The website uses earlier PSAT/National Merit results and practice tests to focus on students’ personal weaknesses in math and English. Some school districts in California, such as Long Beach, and youth groups such as the Boys & Girls Clubs, have embraced the new Khan SAT tutorials.

On Monday, College Board and Khan officials said the study of 250,000 students over the new test’s first year showed the partnership is working well and that practice paid off for young people.

However, firms that offer paid SAT prep classes and the critics of standardized tests noted that the College Board in the past had argued against the value of test preparation, and they also wondered whether students in the survey had used other prep aids beyond the Khan materials.

College Board President David Coleman told reporters in an online conference Monday that he was particularly pleased that the gains seemed not to vary much by students’ gender, race, income level or high school GPA. “It is good news that practice is an equal opportunity employer,” he said. “And the great news is that it is free.” Scores were not released for different demographic categories. African Americans and Latinos on average have scored lower on the SAT than Asians and whites.

A College Board statement said that “underrepresented minorities are spending approximately 10 percent more time on average practicing (on Khan) than their white peers. These are promising trends, and we’re looking forward to studying them further.”

The report said that shorter practice periods could lead to gains too, with six to eight hours of Khan practice helping to produce an average 90-point increase.

“The SAT is a strong measure of college readiness. It is heartening to see this positive association between personalized practice on Khan Academy and growth in college readiness,” said Sal Khan, CEO of the nonprofit namesake online academy, which was founded in 2006 and is based in Mountain View.

Robert Schaeffer, public education director of The National Center for Fair & Open Testing (FairTest), which has long questioned the value of standardized college entrance exams, said the announcement “shows the hypocrisy of the testing business.” He noted that the College Board previously disputed the claims of commercial companies that charge for test preparation classes that they boosted scores by as much as 300 points.
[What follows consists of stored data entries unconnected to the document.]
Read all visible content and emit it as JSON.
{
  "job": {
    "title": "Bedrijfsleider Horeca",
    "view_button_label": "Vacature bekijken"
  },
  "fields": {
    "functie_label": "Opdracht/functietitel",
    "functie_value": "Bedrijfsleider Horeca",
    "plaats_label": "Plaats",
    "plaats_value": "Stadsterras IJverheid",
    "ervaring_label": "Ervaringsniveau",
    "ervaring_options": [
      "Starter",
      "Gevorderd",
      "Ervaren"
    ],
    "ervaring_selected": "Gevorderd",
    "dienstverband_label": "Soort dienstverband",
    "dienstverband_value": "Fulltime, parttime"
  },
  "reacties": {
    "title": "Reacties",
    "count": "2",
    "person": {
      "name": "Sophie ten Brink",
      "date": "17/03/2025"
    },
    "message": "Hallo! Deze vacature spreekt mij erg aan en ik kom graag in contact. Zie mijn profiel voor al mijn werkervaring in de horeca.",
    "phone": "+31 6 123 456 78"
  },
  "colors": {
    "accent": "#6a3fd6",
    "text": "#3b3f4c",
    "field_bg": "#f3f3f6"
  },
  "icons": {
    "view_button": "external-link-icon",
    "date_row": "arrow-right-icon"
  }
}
He said that the College Board will use the new results to further market the SAT, which is in stiff competition with the ACT exam.

Schaeffer insisted that the Khan course “doesn’t level the playing field” since many students still pay for private coaching.

At the Princeton Review, one of the major commercial test prep companies, director of national outreach James Murphy congratulated students “who did the hard work” on the Khan classes  to raise their scores. “We know that prep matters, and we are glad to see that College Board now recognizes this as well,” he said.

Murphy said he thought that students in the Khan sample probably were very motivated and turned to other prep resources and classes as well.

In response, a College Board statement emphasized that the link between score growth and time spent on Khan Academy courses remains consistent over time and across all demographics “leading us to believe that Khan Academy’s Official SAT Practice is a significant factor” even if students used other resources.

Murphy said Princeton Review has not yet done enough analysis to say how well its own customers have done on the new SAT.

Kaplan Test Prep, another well known prep firm, also expressed skepticism about the new report. In a statement, Lee Weiss, Kaplan’s vice president for college admissions and K-12 programs, said that touting score improvements across large groups of students “is misleading” since it signals a magic bullet when in fact so much depends on individuals’ work ethic and aptitudes. So Kaplan, which also offers a free live online SAT Preparation in addition to its paid courses, does not release surveys about score gains and does not promise specific numerical boosts, he said.